Isaac blinked at this and frowned. “Son, I’m sure you were just having a bad dream. There are no monsters,” he stated, letting out a loud yawn.


“B-but there are! I’ve seen them!” the boy grabbed his hand and began pulling him. “Come see!”


Sighing, the father followed the child to his bedroom at the end of the hallway. Stepping inside, the man switched on the light and looked around the room, seeing everything exactly like it should be. Not a single monster in sight.


Meeting his son’s pleading gaze, the man sighed and began searching the room. He looked under the bed, inside the wardrobe and inside the toy box, but found nothing odd. And he knew he wouldn’t find anything, but if it put his child at ease then he would do it, not matter how ridiculous it made him feel.

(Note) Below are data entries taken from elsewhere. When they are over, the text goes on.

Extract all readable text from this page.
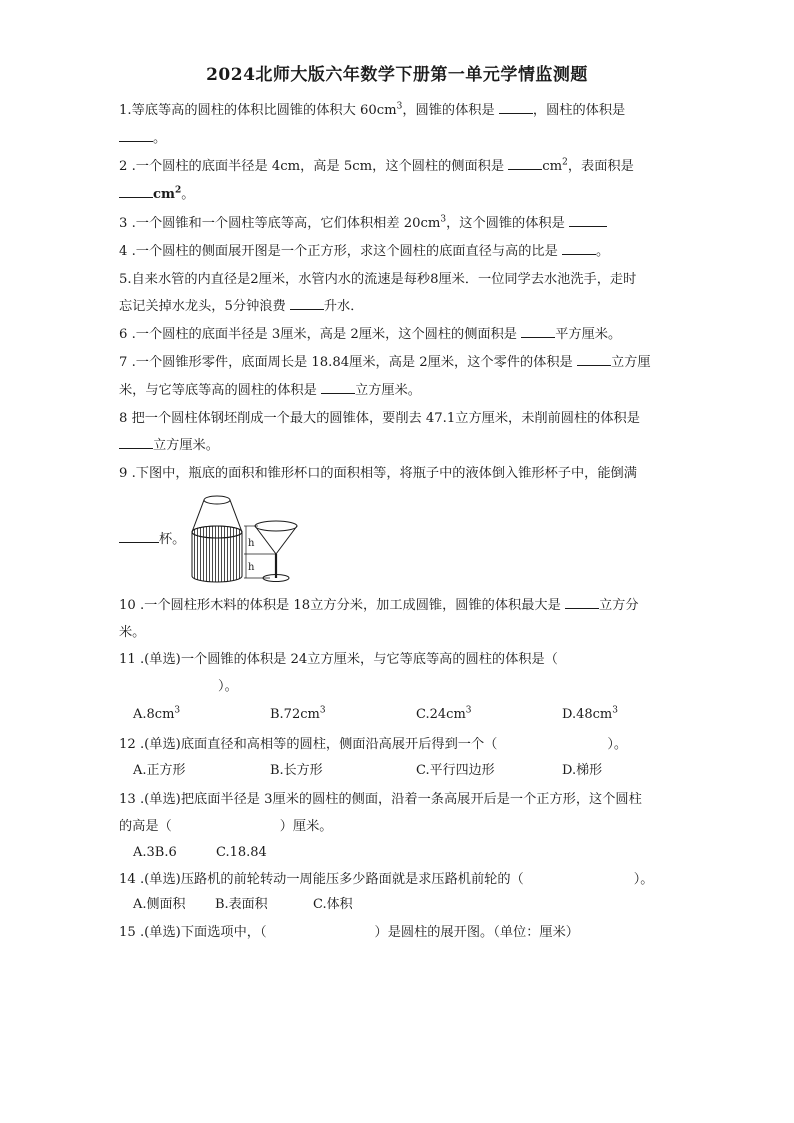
2024北师大版六年数学下册第一单元学情监测题
1.等底等高的圆柱的体积比圆锥的体积大 $60cm^3$，圆锥的体积是	，圆柱的体积是
。
2 .一个圆柱的底面半径是 4cm，高是 5cm，这个圆柱的侧面积是	$cm^2$，表面积是
$cm^2$。
3 .一个圆锥和一个圆柱等底等高，它们体积相差 $20cm^3$，这个圆锥的体积是
4 .一个圆柱的侧面展开图是一个正方形，求这个圆柱的底面直径与高的比是	。
5.自来水管的内直径是2厘米，水管内水的流速是每秒8厘米．一位同学去水池洗手，走时
忘记关掉水龙头，5分钟浪费	升水．
6 .一个圆柱的底面半径是 3厘米，高是 2厘米，这个圆柱的侧面积是	平方厘米。
7 .一个圆锥形零件，底面周长是 18.84厘米，高是 2厘米，这个零件的体积是	立方厘
米，与它等底等高的圆柱的体积是	立方厘米。
8 把一个圆柱体钢坯削成一个最大的圆锥体，要削去 47.1立方厘米，未削前圆柱的体积是
立方厘米。
9 .下图中，瓶底的面积和锥形杯口的面积相等，将瓶子中的液体倒入锥形杯子中，能倒满
杯。	h
h
10 .一个圆柱形木料的体积是 18立方分米，加工成圆锥，圆锥的体积最大是	立方分
米。
11 .(单选)一个圆锥的体积是 24立方厘米，与它等底等高的圆柱的体积是（
）。
$A.8cm^3$	$B.72cm^3$	$C.24cm^3$	$D.48cm^3$
12 .(单选)底面直径和高相等的圆柱，侧面沿高展开后得到一个（	）。
A.正方形	B.长方形	C.平行四边形	D.梯形
13 .(单选)把底面半径是 3厘米的圆柱的侧面，沿着一条高展开后是一个正方形，这个圆柱
的高是（	）厘米。
A.3B.6	C.18.84
14 .(单选)压路机的前轮转动一周能压多少路面就是求压路机前轮的（	）。
A.侧面积 B.表面积	C.体积
15 .(单选)下面选项中，（	）是圆柱的展开图。（单位：厘米）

“See, son? No monsters,” he muttered after searching the entire room.


But the child didn’t look convinced at all. “They’re hiding. W-when you leave and turn off the light, they’ll come out again!”


The father groaned and was about to argue, but stopped when he saw his child was close to tears. Frowning, he knelt down and pulled him into a comforting hug. He knew he shouldn’t be so harsh on him. He was a seven year-old kid after all. He just wished there was some way for him to assure him that he was safe without having to stand here all night. They both had to go back to sleep at some point.


Just then, while rubbing the child’s back, an idea suddenly hit him. The man stood up and headed for the door, much to the child’s confusion. “Dad, where are you going?”


“Wait here, I’ll be right back!” he called out and disappeared down the hallway. The child stood there anxiously, waiting alone in the quiet room.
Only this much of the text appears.